Il bombardamento atomico di Hiroshima è al di fuori della categoria di letteratura. […] Nella narrativa ordinaria ci sono modelli e categorie – letteratura per ragazzi, storie romantiche e così via. Ma non c’è modello né categoria per l’esperienza della bomba atomica. L’esperienza fu così forte, così grande, così potente, che non si trovano parole per descriverla. […] Come soggetto per la narrativa è molto difficile. […] Non voglio scrivere storie di finzione – voglio solo scrivere della verità – descriverla com’è stata, senza esagerazioni.[…]  La narrativa è generalmente un mix di verità e menzogna. Ma io non voglio scrivere menzogne sulla bomba atomica come altri hanno fatto.”

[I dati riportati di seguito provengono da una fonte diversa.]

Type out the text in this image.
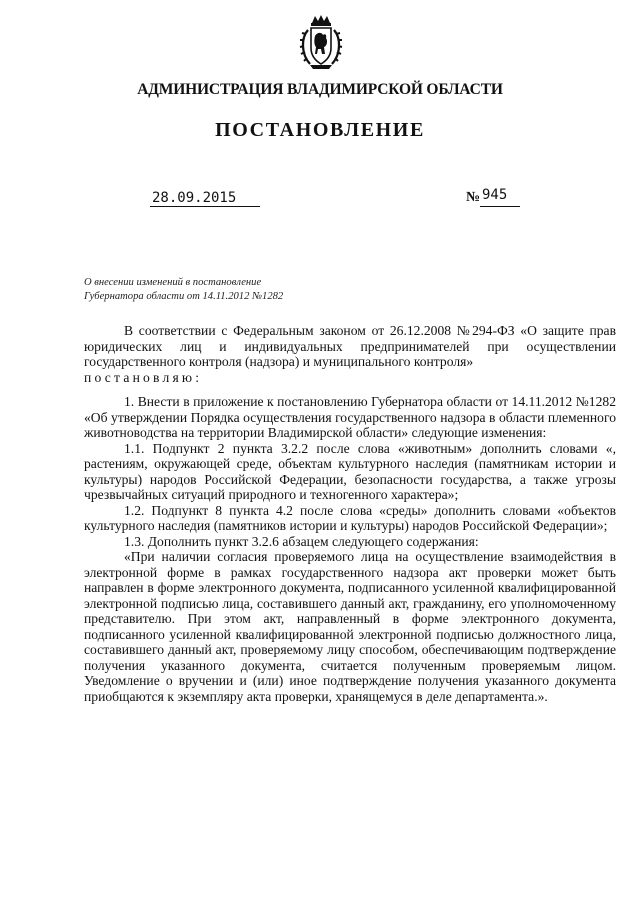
АДМИНИСТРАЦИЯ ВЛАДИМИРСКОЙ ОБЛАСТИ
ПОСТАНОВЛЕНИЕ
28.09.2015	№ 945
О внесении изменений в постановление
Губернатора области от 14.11.2012 №1282

В соответствии с Федеральным законом от 26.12.2008 №294-ФЗ «О защите прав юридических лиц и индивидуальных предпринимателей при осуществлении государственного контроля (надзора) и муниципального контроля»
постановляю:

1. Внести в приложение к постановлению Губернатора области от 14.11.2012 №1282 «Об утверждении Порядка осуществления государственного надзора в области племенного животноводства на территории Владимирской области» следующие изменения:

1.1. Подпункт 2 пункта 3.2.2 после слова «животным» дополнить словами «, растениям, окружающей среде, объектам культурного наследия (памятникам истории и культуры) народов Российской Федерации, безопасности государства, а также угрозы чрезвычайных ситуаций природного и техногенного характера»;

1.2. Подпункт 8 пункта 4.2 после слова «среды» дополнить словами «объектов культурного наследия (памятников истории и культуры) народов Российской Федерации»;

1.3. Дополнить пункт 3.2.6 абзацем следующего содержания:

«При наличии согласия проверяемого лица на осуществление взаимодействия в электронной форме в рамках государственного надзора акт проверки может быть направлен в форме электронного документа, подписанного усиленной квалифицированной электронной подписью лица, составившего данный акт, гражданину, его уполномоченному представителю. При этом акт, направленный в форме электронного документа, подписанного усиленной квалифицированной электронной подписью должностного лица, составившего данный акт, проверяемому лицу способом, обеспечивающим подтверждение получения указанного документа, считается полученным проверяемым лицом. Уведомление о вручении и (или) иное подтверждение получения указанного документа приобщаются к экземпляру акта проверки, хранящемуся в деле департамента.».
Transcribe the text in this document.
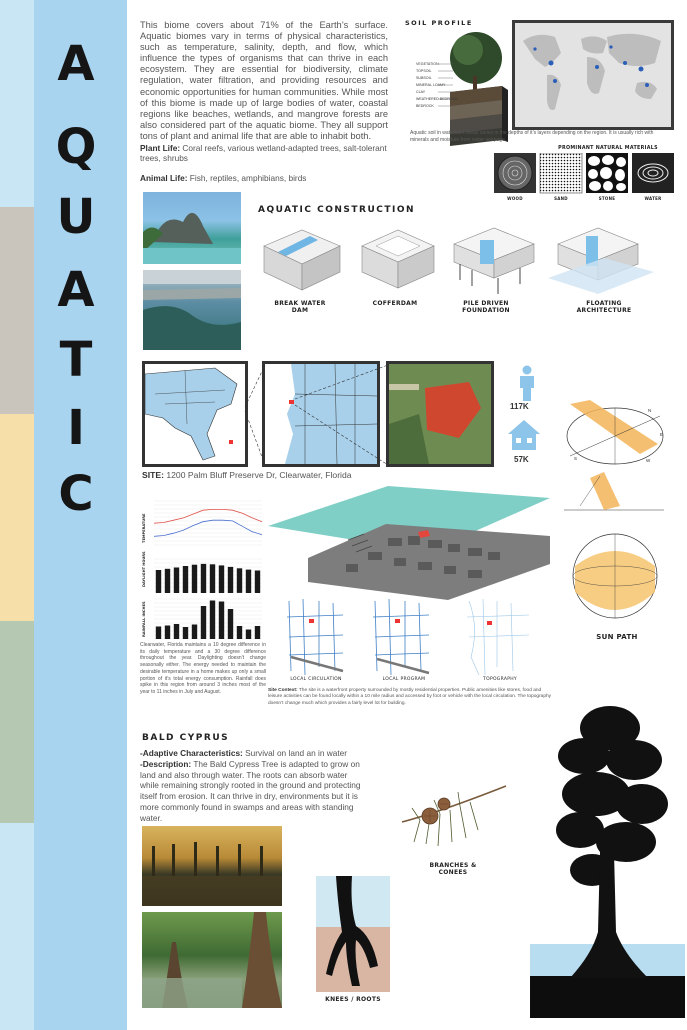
A
Q
U
A
T
I
C
This biome covers about 71% of the Earth’s surface. Aquatic biomes vary in terms of physical characteristics, such as temperature, salinity, depth, and flow, which influence the types of organisms that can thrive in each ecosystem. They are essential for biodiversity, climate regulation, water filtration, and providing resources and economic opportunities for human communities. While most of this biome is made up of large bodies of water, coastal regions like beaches, wetlands, and mangrove forests are also considered part of the aquatic biome. They all support tons of plant and animal life that are able to inhabit both.
Plant Life: Coral reefs, various wetland-adapted trees, salt-tolerant trees, shrubs
Animal Life: Fish, reptiles, amphibians, birds
SOIL PROFILE
VEGETATION
TOPSOIL
SUBSOIL
MINERAL LOAMY
CLAY
WEATHERED BEDROCK
BEDROCK
Aquatic soil in waterfront areas varies in the depths of it’s layers depending on the region. It is usually rich with minerals and moisture from water seepage.
PROMINANT NATURAL MATERIALS
WOOD	SAND	STONE	WATER
AQUATIC CONSTRUCTION
BREAK WATER
DAM
COFFERDAM	PILE DRIVEN
FOUNDATION
FLOATING
ARCHITECTURE
117K
57K
N
E
S	W
SUN PATH
SITE: 1200 Palm Bluff Preserve Dr, Clearwater, Florida
TEMPERATURE
DAYLIGHT HOURS
RAINFALL INCHES
Clearwater, Florida maintains a 10 degree difference in its daily temperature and a 30 degree difference throughout the year. Daylighting doesn’t change seasonally either. The energy needed to maintain the desirable temperature in a home makes up only a small portion of it’s total energy consumption. Rainfall does spike in this region from around 3 inches most of the year to 11 inches in July and August.
LOCAL CIRCULATION	LOCAL PROGRAM	TOPOGRAPHY
Site Context: The site is a waterfront property surrounded by mostly residential properties. Public amenities like stores, food and leisure activities can be found locally within a 10 mile radius and accessed by foot or vehicle with the local circulation. The topography doesn’t change much which provides a fairly level lot for building.
BALD CYPRUS
-Adaptive Characteristics: Survival on land an in water
-Description: The Bald Cypress Tree is adapted to grow on land and also through water. The roots can absorb water while remaining strongly rooted in the ground and protecting itself from erosion. It can thrive in dry, environments but it is more commonly found in swamps and areas with standing water.
BRANCHES &
CONEES
KNEES / ROOTS
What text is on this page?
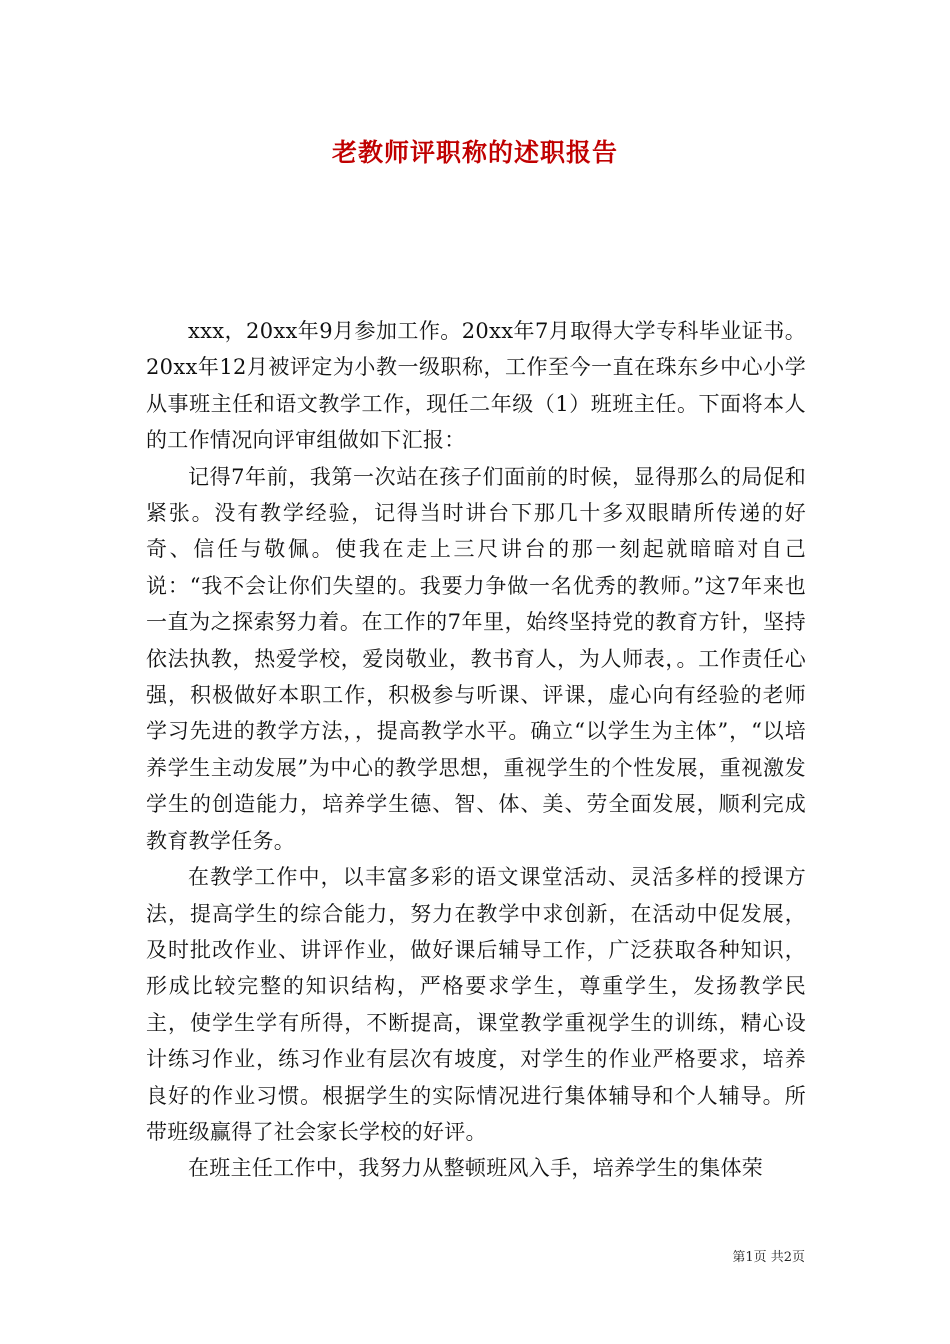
老教师评职称的述职报告

xxx，20xx年9月参加工作。20xx年7月取得大学专科毕业证书。20xx年12月被评定为小教一级职称，工作至今一直在珠东乡中心小学从事班主任和语文教学工作，现任二年级（1）班班主任。下面将本人的工作情况向评审组做如下汇报：

记得7年前，我第一次站在孩子们面前的时候，显得那么的局促和紧张。没有教学经验，记得当时讲台下那几十多双眼睛所传递的好奇、信任与敬佩。使我在走上三尺讲台的那一刻起就暗暗对自己说：“我不会让你们失望的。我要力争做一名优秀的教师。”这7年来也一直为之探索努力着。在工作的7年里，始终坚持党的教育方针，坚持依法执教，热爱学校，爱岗敬业，教书育人，为人师表，。工作责任心强，积极做好本职工作，积极参与听课、评课，虚心向有经验的老师学习先进的教学方法，，提高教学水平。确立“以学生为主体”，“以培养学生主动发展”为中心的教学思想，重视学生的个性发展，重视激发学生的创造能力，培养学生德、智、体、美、劳全面发展，顺利完成教育教学任务。

在教学工作中，以丰富多彩的语文课堂活动、灵活多样的授课方法，提高学生的综合能力，努力在教学中求创新，在活动中促发展，及时批改作业、讲评作业，做好课后辅导工作，广泛获取各种知识，形成比较完整的知识结构，严格要求学生，尊重学生，发扬教学民主，使学生学有所得，不断提高，课堂教学重视学生的训练，精心设计练习作业，练习作业有层次有坡度，对学生的作业严格要求，培养良好的作业习惯。根据学生的实际情况进行集体辅导和个人辅导。所带班级赢得了社会家长学校的好评。

在班主任工作中，我努力从整顿班风入手，培养学生的集体荣

第1页 共2页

Sotto la spinta urgente della testimonianza Ōta Yōko scrive Shikabane no machi (La città dei cadaveri) che verrà pubblicato nell’autunno del 1945 e resta uno dei testi più intensi e sconvolgenti all’interno della produzione del periodo, parzialmente sforbiciato dalla censura delle forze di occupazione. Quest’opera attribuì da subito alla Ōta l’etichetta di “scrittrice della bomba atomica”, etichetta da cui non riuscì più a liberarsi perché la scrittrice, impegnata per il resto della sua vita nel movimento per il disarmo nucleare, non riuscì mai più nelle sue opere ad affrontare altri temi che non fosse “il tema”, dovendo fronteggiare sino alla morte, avvenuta nel 1963, gli incubi e i fantasmi che la perseguitavano e che neppure l’aiuto delle droghe, di cui ormai faceva uso, riusciva a placare:

“I riverberi continuano fino a oggi. […] Ho cercato di scrivere altre opere. Ho cercato di scrivere altre opere non collegate alla bomba atomica, lavori differenti. Ma l’immagine della mia città che Hiroshima aveva marchiato sulla mia mente allontanava la visione di altre opere. […]  Ho testimoniato con i miei occhi e il mio cuore e ascoltato la gente parlare della realtà della distruzione di Hiroshima e dell’annullamento della popolazione. E quella realtà produsse la visione di un brano concreto di scrittura […]  che ha paralizzato il mio entusiasmo verso la produzione di altri generi di opere.”

Nessuna delle opere di Ōta Yōko è stata tradotta in italiano.

Shikabane no machi è stato tradotto in inglese ed è contenuto nel volume: 

Richard H. Minear (a cura di ), Hiroshima: Three Witnesses, Princeton University Press, 1990.

Sulla genbaku bungaku è possibile leggere: 

John Whittier Treat, Writing Ground Zero: Japanese Literature and the Atomic Bomb, Chicago University Press, 1996.

 

La campana buddhista nel Parco della pace di Hiroshima. Nostro primo viaggio, settembre 1998.